Verweerder heeft op 10 februari 2023 opnieuw een Kamerbrief [13] gestuurd, waarin staat dat de tijdelijke bescherming voor de facultatieve groep niet op 4 maart 2023 zal worden beëindigd, maar pas op 4 september 2023. Reden voor deze verlenging was dat verwacht werd dat een niet onaanzienlijk deel van de facultatieve groep zou kiezen de asielprocedure te doorlopen en dat dit bij het COA [14] zou leiden tot een tekort aan opvangplekken. Verweerder heeft gelet hierop ook het VV opnieuw gewijzigd op 1 maart 2023. [15]
De situatie van eiser
6. Eiser heeft de Marokkaanse nationaliteit en is geboren op [geboortedag] 1997. Hij was voor zijn studie naar Oekraïne gekomen en heeft in Oekraïne een tijdelijk verblijfsrecht (anders dan om redenen van internationale bescherming. Op het overgelegde Oekraïense verblijfsdocument van eiser staat dat deze geldig is van 10 augustus 2021 tot en met 1 september 2023). Verweerder heeft op grond van de Kamerbrief van 30 maart 2022 aan eiser tijdelijke bescherming verleend en een verblijfssticker in zijn paspoort geplaatst, aangezien hij op 23 februari 2022 over een tijdelijke verblijfsvergunning in Oekraïne beschikte en daarmee tot de facultatieve groep behoort.
6.1.
Verweerder heeft vervolgens op 24 november 2022 een brief gestuurd aan eiser waarin staat dat de tijdelijke bescherming van eiser – gelet op de Kamerbrief van 18 juli 2022 – op 4 maart 2023 zal worden beëindigd. Verweerder heeft vervolgens op 19 mei 2023 – gelet op Kamerbrief van 10 februari 2023 – het voornemen uitgebracht om de tijdelijke bescherming van eiser op 4 september 2023 te beëindigen. Eiser heeft op 15 juni 2023 zijn zienswijze op dit voornemen ingediend.
Het bestreden besluit
7. Verweerder heeft in het bestreden besluit bepaald dat het recht van eiser op tijdelijke bescherming op 4 september 2023 wordt beëindigd. Hieraan legt verweerder ten grondslag dat eiser na deze datum niet langer tot de doelgroep van de Richtlijn behoort, nu hij niet onder de verplichte groepen valt en de tijdelijke bescherming van de facultatieve groep op deze datum afloopt. Verweerder ziet in de bevoegdheid die in artikel 7 van de Richtlijn aan de lidstaten is gegeven om aan meer categorieën van ontheemden tijdelijke bescherming te verlenen, ook een bevoegdheid om naar eigen inzicht op een dergelijke beslissing terug te komen en de tijdelijke bescherming weer te beëindigen. Daarnaast staan het (Unierechtelijke) rechtszekerheids- en vertrouwensbeginsel volgens verweerder niet aan de beëindiging van eiseres’ recht op tijdelijke bescherming in de weg en verzet ook het evenredigheidsbeginsel zich hier niet tegen.

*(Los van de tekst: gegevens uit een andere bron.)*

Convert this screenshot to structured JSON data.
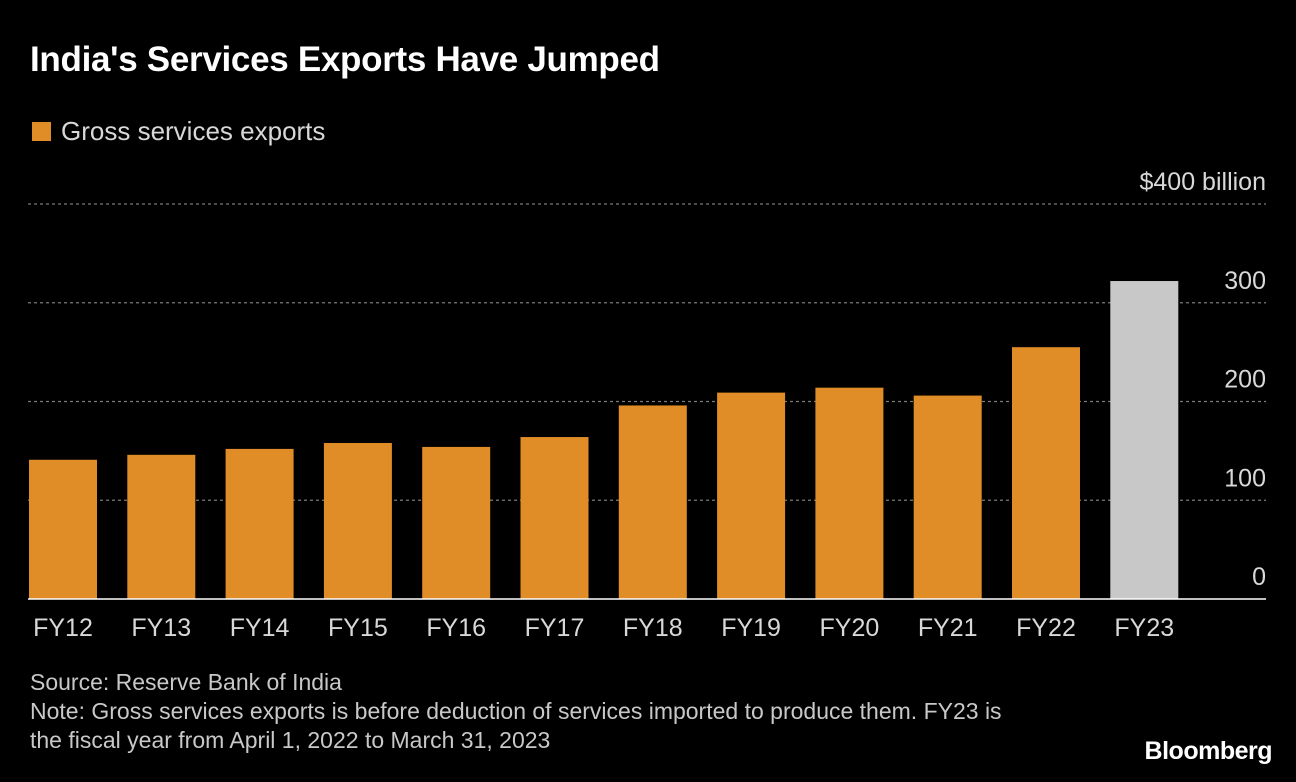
{
  "header": {
    "title": "India's Services Exports Have Jumped"
  },
  "legend": {
    "label": "Gross services exports"
  },
  "footer": {
    "source": "Source: Reserve Bank of India",
    "note": "Note: Gross services exports is before deduction of services imported to produce them. FY23 is the fiscal year from April 1, 2022 to March 31, 2023"
  },
  "brand": {
    "name": "Bloomberg"
  },
  "colors": {
    "bar": "#e08d27",
    "highlight": "#c8c8c8",
    "grid": "#7a7a7a",
    "baseline": "#ffffff"
  },
  "chart_data": {
    "type": "bar",
    "title": "India's Services Exports Have Jumped",
    "categories": [
      "FY12",
      "FY13",
      "FY14",
      "FY15",
      "FY16",
      "FY17",
      "FY18",
      "FY19",
      "FY20",
      "FY21",
      "FY22",
      "FY23"
    ],
    "values": [
      141,
      146,
      152,
      158,
      154,
      164,
      196,
      209,
      214,
      206,
      255,
      322
    ],
    "highlight_index": 11,
    "series": [
      {
        "name": "Gross services exports",
        "values": [
          141,
          146,
          152,
          158,
          154,
          164,
          196,
          209,
          214,
          206,
          255,
          322
        ]
      }
    ],
    "ylim": [
      0,
      400
    ],
    "yticks": [
      0,
      100,
      200,
      300,
      400
    ],
    "ytick_labels": [
      "0",
      "100",
      "200",
      "300",
      "$400 billion"
    ],
    "xlabel": "",
    "ylabel": "",
    "grid": true,
    "legend_position": "top-left"
  }
}
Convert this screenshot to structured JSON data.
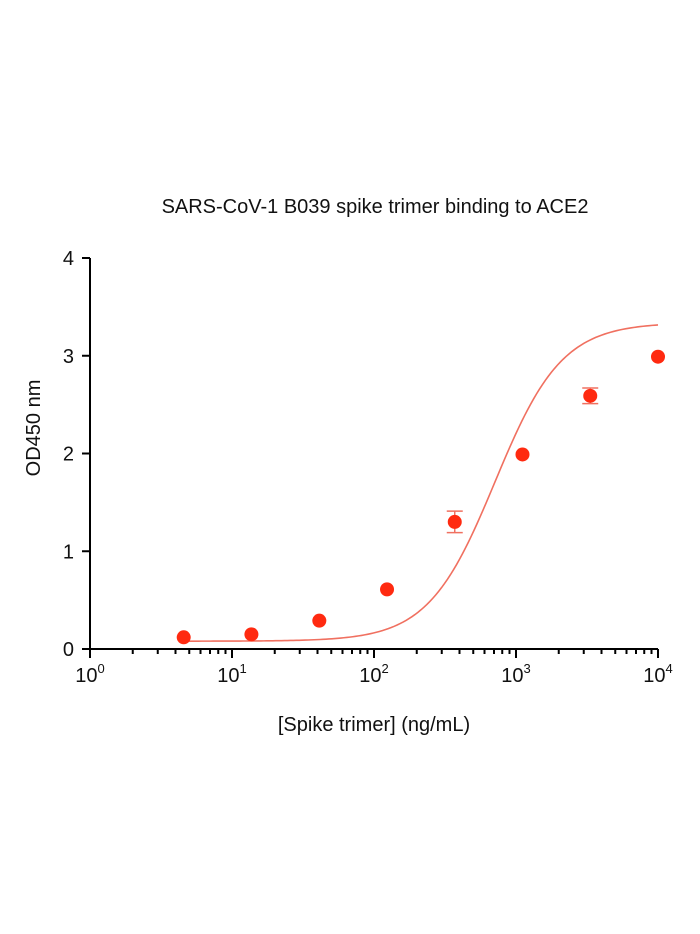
{
  "chart_data": {
    "type": "scatter",
    "title": "SARS-CoV-1 B039 spike trimer binding to ACE2",
    "xlabel": "[Spike trimer]  (ng/mL)",
    "ylabel": "OD450 nm",
    "x_scale": "log",
    "xlim": [
      1,
      10000
    ],
    "ylim": [
      0,
      4
    ],
    "x_ticks": [
      {
        "base": "10",
        "exp": "0"
      },
      {
        "base": "10",
        "exp": "1"
      },
      {
        "base": "10",
        "exp": "2"
      },
      {
        "base": "10",
        "exp": "3"
      },
      {
        "base": "10",
        "exp": "4"
      }
    ],
    "y_ticks": [
      "0",
      "1",
      "2",
      "3",
      "4"
    ],
    "series": [
      {
        "x": [
          4.57,
          13.7,
          41.2,
          123.5,
          370.4,
          1111,
          3333,
          10000
        ],
        "y": [
          0.12,
          0.15,
          0.29,
          0.61,
          1.3,
          1.99,
          2.59,
          2.99
        ],
        "error": [
          0.02,
          0.02,
          0.02,
          0.02,
          0.11,
          0.03,
          0.08,
          0.02
        ],
        "color": "#ff2a10",
        "fit_color": "#f07060",
        "fit": "four-parameter logistic"
      }
    ],
    "grid": false,
    "legend": "none"
  }
}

Had verweerder de bevoegdheid om de tijdelijke bescherming van eiser te beëindigen?
Standpunt eiser
8. Eiser is het niet eens met het bestreden besluit. Hij stelt dat verweerder op grond van de Richtlijn niet de bevoegdheid heeft om zijn recht op tijdelijke bescherming op 4 september 2023 te beëindigen. Deze beëindigingsbevoegdheid is volgens eiser gelet op artikel 6, eerste lid, aanhef en onder b, van de Richtlijn voorbehouden aan de Raad. De EU-lidstaten hebben krachtens de Richtlijn geen eigen bevoegdheid om te bepalen dat de tijdelijke bescherming voor bepaalde groepen wordt beëindigd. Verweerder heeft zich dan ook ten onrechte op het standpunt gesteld dat de aanvankelijke keuze om tijdelijke bescherming te bieden aan de facultatieve groep hem slechts voor één jaar zou binden en dat het verweerder verder vrij staat om te bepalen wanneer de tijdelijke bescherming van de facultatieve groep eindigt.
De kern van het geschil
8.1.1.
Op grond van de facultatieve bepaling in artikel 2 lid 3 van het Uitvoeringsbesluit en artikel 7 van de Richtlijn is het mogelijk voor EU-lidstaten om ook andere categorieën ontheemden dan die ‘verplicht’ onder het Uitvoeringsbesluit vallen tijdelijke bescherming bieden als deze om dezelfde redenen ontheemd zijn en uit hetzelfde land of dezelfde regio van oorsprong komen.
8.1.2.
De rechtbank stelt vast - en dit is overigens tussen partijen ook niet in geschil - dat verweerder op grond van deze facultatieve bepaling andere categorieën heeft aangewezen en dat aan eiser op grond hiervan tijdelijke bescherming op grond van de Richtlijn is geboden. In geschil is of verweerder op grond van de Richtlijn bevoegd was om terug te komen op de beslissing om aan eiser tijdelijke bescherming te verlenen en deze op 4 september 2023 te beëindigen, of dat die bevoegdheid in dit geval ontbreekt.
Uitleg van het Unierecht
8.2.
Het gaat bij de beoordeling van de hiervoor genoemde vraag in wezen om een uitleg van de Richtlijn en daarmee – in bredere zin – van het Unierecht. De interpretatie van het Unierecht is in hoogste instantie toebedeeld aan het Hof van Justitie van de Europese Unie (het Hof). Als nadere uitleg van het Unierecht noodzakelijk zou zijn, kunnen aan het Hof prejudiciële vragen worden gesteld. Een verplichting tot het stellen van prejudiciële vragen geldt echter in beginsel alleen voor het gerecht dat in hoogste instantie rechtspreekt.
8.3.
De rechtbank is ermee bekend dat bij verschillende zittingsplaatsen van deze rechtbank procedures aanhangig zijn over soortgelijke situaties als die van eiser en dat daarbij verschillend is geoordeeld over hoe de Richtlijn moet worden gelezen, terwijl de verwachting is dat in ieder geval in een deel van deze procedures – en wellicht ook in de onderhavige procedure – nog een hoger beroep zal volgen. De rechtbank zal reeds om deze redenen geen eigen prejudiciële vragen overwegen, maar zal met het oog op de proceseconomie en een goede rechtsbedeling uiteenzetten hoe zij de Richtlijn op dit punt leest.
8.4.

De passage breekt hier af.